Both main party leaders have seen their ratings decline since the last conference season – Corbyn’s more May’s

Corbyn needs to turn things round for LAB to have a chance

The end of the Party Conference season is a good time to look back at the past year through the prism of the Ipsos MORI leader satisfaction ratings. This is part of the longest running polling series in the UK and is now in its fifth decade.

As can be seen from the chart both leaders have experienced a marked decline in the levels of satisfaction over the past year but the one that has suffered the most is Mr Corbyn.

It’s very easy to seek to correlate numbers like this with specific events and I am a great believer in the maxim – don’t confuse correlation with causation.
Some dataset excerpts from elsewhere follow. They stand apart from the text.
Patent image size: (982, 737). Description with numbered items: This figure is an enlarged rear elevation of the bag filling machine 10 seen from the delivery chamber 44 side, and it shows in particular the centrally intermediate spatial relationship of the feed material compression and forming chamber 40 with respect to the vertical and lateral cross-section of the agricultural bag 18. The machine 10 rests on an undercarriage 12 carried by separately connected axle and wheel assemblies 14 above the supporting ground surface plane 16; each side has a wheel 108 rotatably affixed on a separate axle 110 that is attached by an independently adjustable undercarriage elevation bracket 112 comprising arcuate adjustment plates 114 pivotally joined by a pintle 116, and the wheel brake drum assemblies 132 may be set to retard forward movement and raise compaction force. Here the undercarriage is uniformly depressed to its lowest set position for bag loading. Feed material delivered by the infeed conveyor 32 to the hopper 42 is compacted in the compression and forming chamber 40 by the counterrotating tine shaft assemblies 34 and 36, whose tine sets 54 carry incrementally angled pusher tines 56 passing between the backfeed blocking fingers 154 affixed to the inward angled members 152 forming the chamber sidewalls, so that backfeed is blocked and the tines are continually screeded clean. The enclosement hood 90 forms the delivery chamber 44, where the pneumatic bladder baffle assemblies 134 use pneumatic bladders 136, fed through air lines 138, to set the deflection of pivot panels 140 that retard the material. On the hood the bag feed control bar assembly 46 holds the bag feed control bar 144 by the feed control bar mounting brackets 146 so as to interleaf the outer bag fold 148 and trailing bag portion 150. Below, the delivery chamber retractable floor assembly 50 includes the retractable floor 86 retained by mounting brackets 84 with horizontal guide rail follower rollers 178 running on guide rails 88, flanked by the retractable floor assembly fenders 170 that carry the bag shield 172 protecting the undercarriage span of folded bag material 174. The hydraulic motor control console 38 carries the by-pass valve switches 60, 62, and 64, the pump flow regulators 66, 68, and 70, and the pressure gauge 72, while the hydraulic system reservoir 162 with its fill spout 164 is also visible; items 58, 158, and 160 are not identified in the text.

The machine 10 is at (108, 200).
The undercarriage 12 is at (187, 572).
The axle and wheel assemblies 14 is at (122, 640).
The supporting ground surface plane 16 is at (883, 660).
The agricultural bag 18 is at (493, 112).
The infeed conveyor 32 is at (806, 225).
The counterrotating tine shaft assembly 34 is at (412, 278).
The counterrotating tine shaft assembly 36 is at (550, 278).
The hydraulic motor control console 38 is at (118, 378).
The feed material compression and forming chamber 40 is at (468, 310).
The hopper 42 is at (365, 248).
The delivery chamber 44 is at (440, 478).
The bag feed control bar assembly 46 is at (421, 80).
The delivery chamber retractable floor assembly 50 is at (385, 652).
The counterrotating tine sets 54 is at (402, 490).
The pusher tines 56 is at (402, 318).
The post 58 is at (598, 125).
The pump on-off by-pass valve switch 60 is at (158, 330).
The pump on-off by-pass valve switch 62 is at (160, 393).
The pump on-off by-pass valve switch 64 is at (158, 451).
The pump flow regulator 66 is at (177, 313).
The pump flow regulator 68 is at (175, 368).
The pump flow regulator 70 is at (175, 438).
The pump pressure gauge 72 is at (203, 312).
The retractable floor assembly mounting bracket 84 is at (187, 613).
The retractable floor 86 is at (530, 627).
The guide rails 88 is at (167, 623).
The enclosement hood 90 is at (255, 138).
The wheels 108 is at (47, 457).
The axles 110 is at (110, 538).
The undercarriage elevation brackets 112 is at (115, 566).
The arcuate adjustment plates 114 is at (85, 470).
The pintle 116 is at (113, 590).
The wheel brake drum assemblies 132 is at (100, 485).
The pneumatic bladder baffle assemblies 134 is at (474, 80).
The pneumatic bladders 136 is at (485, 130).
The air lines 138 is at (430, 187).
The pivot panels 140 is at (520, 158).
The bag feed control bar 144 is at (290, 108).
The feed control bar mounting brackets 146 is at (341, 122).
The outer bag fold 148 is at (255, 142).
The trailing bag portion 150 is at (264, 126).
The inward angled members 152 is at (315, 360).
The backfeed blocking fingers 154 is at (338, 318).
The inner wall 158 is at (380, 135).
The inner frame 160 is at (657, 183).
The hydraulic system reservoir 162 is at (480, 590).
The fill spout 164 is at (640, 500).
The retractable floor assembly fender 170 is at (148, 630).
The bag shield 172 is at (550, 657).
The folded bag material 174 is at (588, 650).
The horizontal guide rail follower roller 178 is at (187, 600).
But there’s little doubt that things turned for the Labour leader in March which saw the Salisbury attacks and Corbyn’s responses to that together with the emergence of anti-semitism as a big issue in the Labour Party.

At the moment it looks as though Corbyn will be the one of the two who will still be in place at the next general election with a large consensus within the Conservative Party that Mrs May will step down at some stage after Brexit next year.

We should expect any new leader and Prime Minister to get something of a ratings honeymoon as all the focus will be on him or her for the first few months. Remember what happened in 2007/8 to Gordon Brown during his first few months at Number 10.

I don’t need to remind PBers that I put a lot more trust in ratings than I do in voting intention polls when you are actually asking respondees not for an opinion but an indication of what they might do in a few years time.